Substituts nicotiniques, Bupropion (si pas de CI) et Varénicline sont bien entendus utilisables en vue d’un sevrage total. Il faut tout de fois faire encore plus attention au risque de sous-dosage dans cette population qui stopperait définitivement les tentatives en cas d’échec. Ne pas hésiter à combiner les différentes formes de substituts et les associer au traitement.

Si l’on vise seulement une réduction de la fume, il vaut mieux utiliser les substituts nicotiniques seuls et les combiner entre eux, quitte à rajouter un traitement si le patient arrive à arrêter.

Pour le calcul de la dose en nicotine voir rubrique Aides pharmacologiques en fin de page.
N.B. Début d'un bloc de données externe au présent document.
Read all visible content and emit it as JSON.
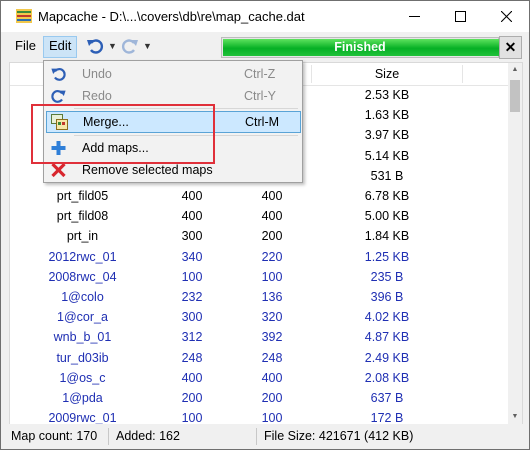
{
  "window": {
    "title": "Mapcache - D:\\...\\covers\\db\\re\\map_cache.dat"
  },
  "titlebar": {
    "minimize_icon": "minimize-icon",
    "maximize_icon": "maximize-icon",
    "close_icon": "close-icon"
  },
  "menubar": {
    "file": "File",
    "edit": "Edit"
  },
  "toolbar": {
    "undo_icon": "undo-icon",
    "redo_icon": "redo-icon",
    "progress_text": "Finished",
    "progress_value": 1.0,
    "close_label": "✕"
  },
  "table": {
    "headers": {
      "name": "",
      "width": "",
      "height": "",
      "size": "Size"
    },
    "rows": [
      {
        "name": "",
        "w": "",
        "h": "",
        "size": "2.53 KB",
        "blue": false
      },
      {
        "name": "",
        "w": "",
        "h": "",
        "size": "1.63 KB",
        "blue": false
      },
      {
        "name": "",
        "w": "",
        "h": "",
        "size": "3.97 KB",
        "blue": false
      },
      {
        "name": "",
        "w": "",
        "h": "",
        "size": "5.14 KB",
        "blue": false
      },
      {
        "name": "",
        "w": "",
        "h": "",
        "size": "531 B",
        "blue": false
      },
      {
        "name": "prt_fild05",
        "w": "400",
        "h": "400",
        "size": "6.78 KB",
        "blue": false
      },
      {
        "name": "prt_fild08",
        "w": "400",
        "h": "400",
        "size": "5.00 KB",
        "blue": false
      },
      {
        "name": "prt_in",
        "w": "300",
        "h": "200",
        "size": "1.84 KB",
        "blue": false
      },
      {
        "name": "2012rwc_01",
        "w": "340",
        "h": "220",
        "size": "1.25 KB",
        "blue": true
      },
      {
        "name": "2008rwc_04",
        "w": "100",
        "h": "100",
        "size": "235 B",
        "blue": true
      },
      {
        "name": "1@colo",
        "w": "232",
        "h": "136",
        "size": "396 B",
        "blue": true
      },
      {
        "name": "1@cor_a",
        "w": "300",
        "h": "320",
        "size": "4.02 KB",
        "blue": true
      },
      {
        "name": "wnb_b_01",
        "w": "312",
        "h": "392",
        "size": "4.87 KB",
        "blue": true
      },
      {
        "name": "tur_d03ib",
        "w": "248",
        "h": "248",
        "size": "2.49 KB",
        "blue": true
      },
      {
        "name": "1@os_c",
        "w": "400",
        "h": "400",
        "size": "2.08 KB",
        "blue": true
      },
      {
        "name": "1@pda",
        "w": "200",
        "h": "200",
        "size": "637 B",
        "blue": true
      },
      {
        "name": "2009rwc_01",
        "w": "100",
        "h": "100",
        "size": "172 B",
        "blue": true
      }
    ]
  },
  "edit_menu": {
    "items": [
      {
        "label": "Undo",
        "shortcut": "Ctrl-Z",
        "icon": "undo-icon",
        "disabled": true
      },
      {
        "label": "Redo",
        "shortcut": "Ctrl-Y",
        "icon": "redo-icon",
        "disabled": true
      },
      {
        "label": "Merge...",
        "shortcut": "Ctrl-M",
        "icon": "merge-icon",
        "disabled": false,
        "highlighted": true
      },
      {
        "label": "Add maps...",
        "shortcut": "",
        "icon": "add-icon",
        "disabled": false
      },
      {
        "label": "Remove selected maps",
        "shortcut": "",
        "icon": "remove-icon",
        "disabled": false
      }
    ]
  },
  "statusbar": {
    "map_count": "Map count: 170",
    "added": "Added: 162",
    "file_size": "File Size: 421671 (412 KB)"
  },
  "colors": {
    "accent": "#06b025",
    "highlight": "#cce8ff",
    "annotation": "#e0303a",
    "blue_text": "#1f2fb3"
  }
}
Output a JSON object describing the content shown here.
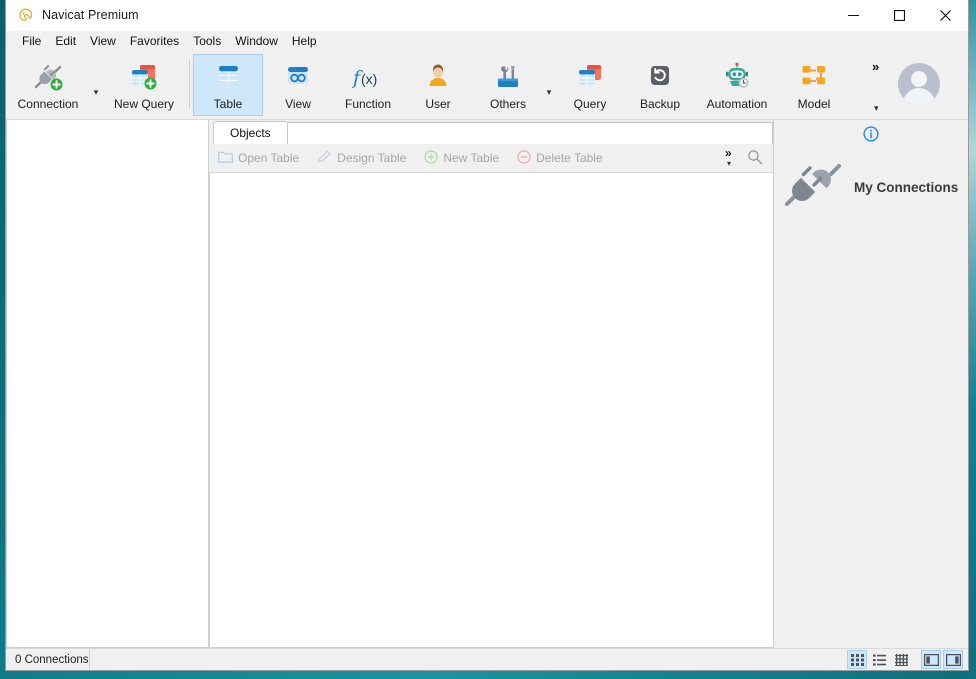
{
  "window": {
    "title": "Navicat Premium",
    "app_icon": "navicat-logo-icon",
    "controls": {
      "minimize": "minimize-icon",
      "maximize": "maximize-icon",
      "close": "close-icon"
    }
  },
  "menubar": {
    "items": [
      {
        "label": "File"
      },
      {
        "label": "Edit"
      },
      {
        "label": "View"
      },
      {
        "label": "Favorites"
      },
      {
        "label": "Tools"
      },
      {
        "label": "Window"
      },
      {
        "label": "Help"
      }
    ]
  },
  "toolbar": {
    "buttons": [
      {
        "label": "Connection",
        "icon": "connection-plug-add-icon",
        "has_caret": true,
        "active": false
      },
      {
        "label": "New Query",
        "icon": "new-query-add-icon",
        "has_caret": false,
        "active": false
      },
      {
        "label": "Table",
        "icon": "table-icon",
        "has_caret": false,
        "active": true
      },
      {
        "label": "View",
        "icon": "view-glasses-icon",
        "has_caret": false,
        "active": false
      },
      {
        "label": "Function",
        "icon": "function-fx-icon",
        "has_caret": false,
        "active": false
      },
      {
        "label": "User",
        "icon": "user-person-icon",
        "has_caret": false,
        "active": false
      },
      {
        "label": "Others",
        "icon": "others-toolbox-icon",
        "has_caret": true,
        "active": false
      },
      {
        "label": "Query",
        "icon": "query-table-icon",
        "has_caret": false,
        "active": false
      },
      {
        "label": "Backup",
        "icon": "backup-restore-icon",
        "has_caret": false,
        "active": false
      },
      {
        "label": "Automation",
        "icon": "automation-robot-icon",
        "has_caret": false,
        "active": false
      },
      {
        "label": "Model",
        "icon": "model-diagram-icon",
        "has_caret": false,
        "active": false
      }
    ],
    "overflow": "»",
    "overflow_caret": "▾",
    "avatar": "user-avatar"
  },
  "tabs": {
    "items": [
      {
        "label": "Objects",
        "active": true
      }
    ]
  },
  "object_toolbar": {
    "buttons": [
      {
        "label": "Open Table",
        "icon": "folder-open-icon",
        "enabled": false
      },
      {
        "label": "Design Table",
        "icon": "pencil-icon",
        "enabled": false
      },
      {
        "label": "New Table",
        "icon": "circle-plus-icon",
        "enabled": false
      },
      {
        "label": "Delete Table",
        "icon": "circle-minus-icon",
        "enabled": false
      }
    ],
    "overflow": "»",
    "overflow_caret": "▾",
    "search_icon": "search-icon"
  },
  "right_panel": {
    "info_icon": "info-circle-icon",
    "connections_icon": "connection-plug-icon",
    "connections_title": "My Connections"
  },
  "statusbar": {
    "text": "0 Connections",
    "view_buttons": [
      {
        "icon": "grid-view-icon",
        "active": true
      },
      {
        "icon": "list-view-icon",
        "active": false
      },
      {
        "icon": "detail-grid-view-icon",
        "active": false
      }
    ],
    "panel_buttons": [
      {
        "icon": "left-panel-toggle-icon",
        "active": true
      },
      {
        "icon": "right-panel-toggle-icon",
        "active": true
      }
    ]
  },
  "colors": {
    "accent": "#0078d7",
    "tab_active": "#ffffff",
    "toolbar_selected": "#cee7fa",
    "desktop": "#0c6b78",
    "info_blue": "#1f8bf0"
  }
}
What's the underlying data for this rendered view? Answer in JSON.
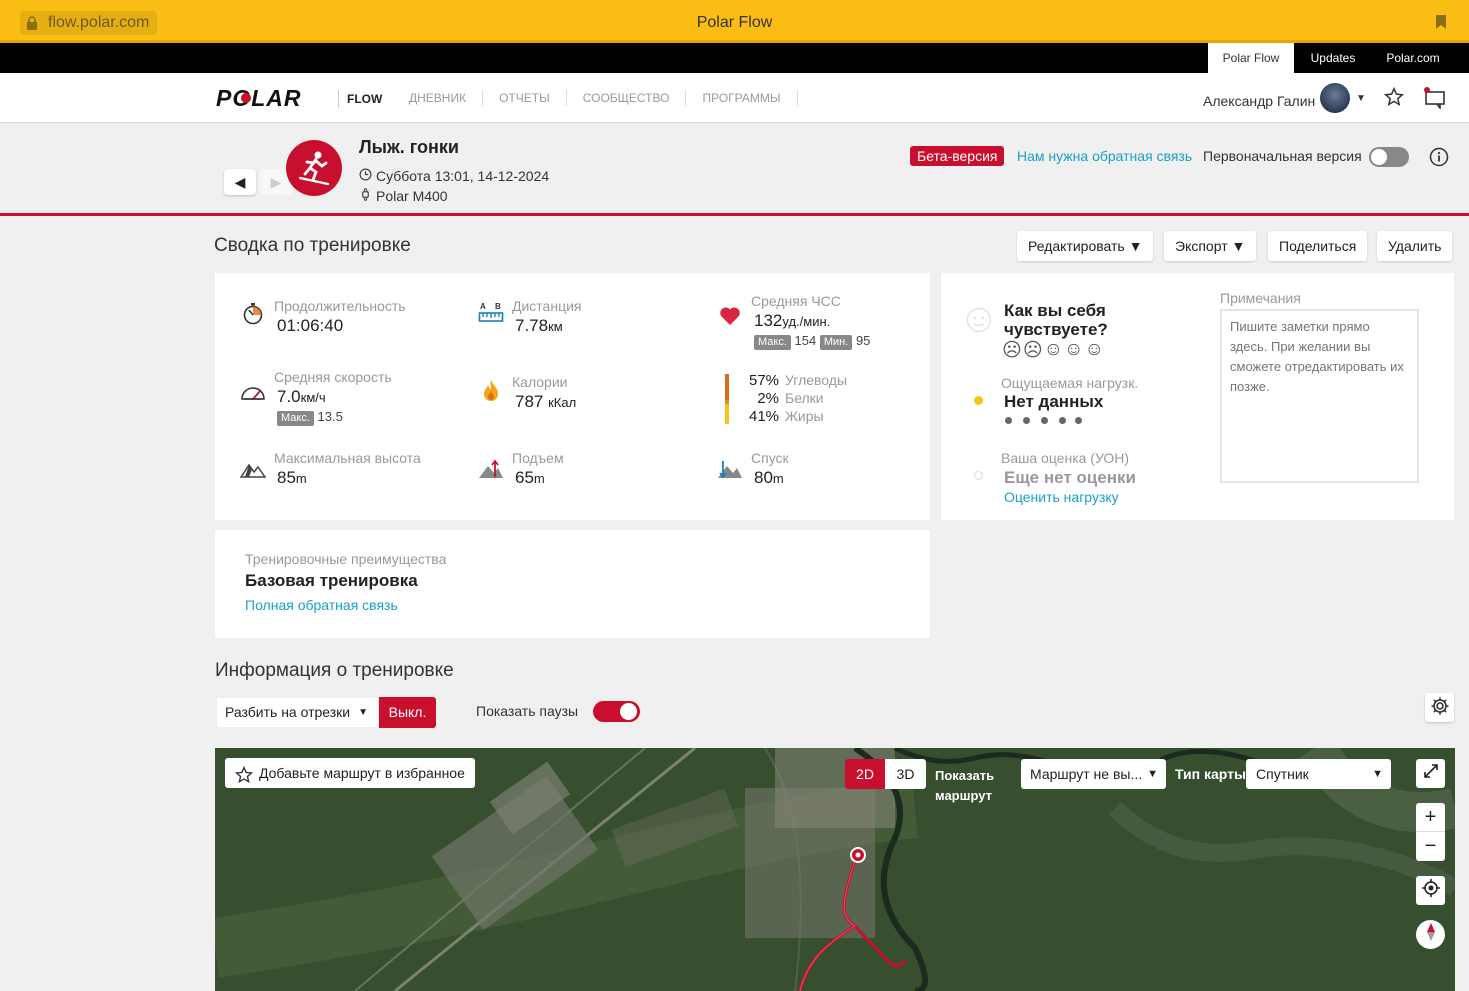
{
  "browser": {
    "url": "flow.polar.com",
    "title": "Polar Flow"
  },
  "top_tabs": [
    "Polar Flow",
    "Updates",
    "Polar.com"
  ],
  "nav": {
    "logo_text": "POLAR",
    "product": "FLOW",
    "links": [
      "ДНЕВНИК",
      "ОТЧЕТЫ",
      "СООБЩЕСТВО",
      "ПРОГРАММЫ"
    ],
    "user_name": "Александр Галин"
  },
  "session": {
    "prev": "◀",
    "next": "▶",
    "title": "Лыж. гонки",
    "datetime": "Суббота 13:01, 14-12-2024",
    "device": "Polar M400",
    "beta_badge": "Бета-версия",
    "feedback_link": "Нам нужна обратная связь",
    "original_version_label": "Первоначальная версия",
    "original_version_on": false
  },
  "summary": {
    "title": "Сводка по тренировке",
    "actions": [
      "Редактировать ▼",
      "Экспорт ▼",
      "Поделиться",
      "Удалить"
    ],
    "duration": {
      "label": "Продолжительность",
      "value": "01:06:40"
    },
    "distance": {
      "label": "Дистанция",
      "value": "7.78",
      "unit": "км"
    },
    "avg_hr": {
      "label": "Средняя ЧСС",
      "value": "132",
      "unit": "уд./мин.",
      "max_label": "Макс.",
      "max": "154",
      "min_label": "Мин.",
      "min": "95"
    },
    "avg_speed": {
      "label": "Средняя скорость",
      "value": "7.0",
      "unit": "км/ч",
      "max_label": "Макс.",
      "max": "13.5"
    },
    "calories": {
      "label": "Калории",
      "value": "787",
      "unit": "кКал"
    },
    "macros": [
      {
        "pct": "57%",
        "name": "Углеводы",
        "color": "#e06a1b"
      },
      {
        "pct": "2%",
        "name": "Белки",
        "color": "#e38b2e"
      },
      {
        "pct": "41%",
        "name": "Жиры",
        "color": "#f5c518"
      }
    ],
    "max_altitude": {
      "label": "Максимальная высота",
      "value": "85",
      "unit": "m"
    },
    "ascent": {
      "label": "Подъем",
      "value": "65",
      "unit": "m"
    },
    "descent": {
      "label": "Спуск",
      "value": "80",
      "unit": "m"
    }
  },
  "feeling": {
    "question": "Как вы себя чувствуете?",
    "faces": [
      "☹",
      "☹",
      "☺",
      "☺",
      "☺"
    ],
    "perceived_label": "Ощущаемая нагрузк.",
    "perceived_value": "Нет данных",
    "rpe_label": "Ваша оценка (УОН)",
    "rpe_value": "Еще нет оценки",
    "rpe_link": "Оценить нагрузку",
    "notes_label": "Примечания",
    "notes_placeholder": "Пишите заметки прямо здесь. При желании вы сможете отредактировать их позже."
  },
  "benefit": {
    "label": "Тренировочные преимущества",
    "value": "Базовая тренировка",
    "link": "Полная обратная связь"
  },
  "info": {
    "title": "Информация о тренировке",
    "split_select": "Разбить на отрезки",
    "split_state": "Выкл.",
    "pauses_label": "Показать паузы",
    "pauses_on": true
  },
  "map": {
    "favorite_label": "Добавьте маршрут в избранное",
    "btn_2d": "2D",
    "btn_3d": "3D",
    "show_route_label": "Показать маршрут",
    "route_select": "Маршрут не вы...",
    "map_type_label": "Тип карты",
    "map_type_value": "Спутник",
    "zoom_in": "+",
    "zoom_out": "−"
  },
  "colors": {
    "brand_red": "#c8102e",
    "link_blue": "#1aa0c8",
    "browser_yellow": "#f9bd14"
  }
}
Heavy chronic smokers (= gros fumeurs très dépendants)

  • 20% des fumeurs
  • Fument > 25 cigarettes/j, forte dépendance à la nicotine mais souhait d’arrêt
  • Échecs répétés des tentatives de sevrage, perte de confiance en soi.
  • Comorbidités psychiatriques fréquentes
  • Comorbidités somatiques fréquentes (BPCO, maladies cardiovasculaires, …)
  • Précarité sociale fréquente
  • Une consultation spécialisée de tabacologie est fortement recommandée
  • L’arrêt total n’est parfois pas envisageable, une réduction des risques par la diminution de la fume est alors un compromis acceptable.
  • La sensibilisation au tabagisme passif est essentielle car elle permet de diminuer les risques de l’entourage/des enfants… elle force le patient à sortir pour fumer, ce qui diminue déjà sa consommation.

(idem que heavy smoker) Substituts nicotiniques, Bupropion (si pas de CI) et Varénicline sont bien entendus utilisables en vue d’un sevrage total. Il faut tout de fois faire encore plus attention au risque de sous-dosage dans cette population qui stopperait définitivement les tentatives en cas d’échec. Ne pas hésiter à combiner les différentes formes de substituts et les associer au traitement.

Si l’on vise seulement une réduction de la fume, il vaut mieux utiliser les substituts nicotiniques seuls et les combiner entre eux, quitte à rajouter un traitement si le patient arrive à arrêter.

Pour le calcul de la dose en nicotine voir la rubrique Aides pharmacologiques en fin de page.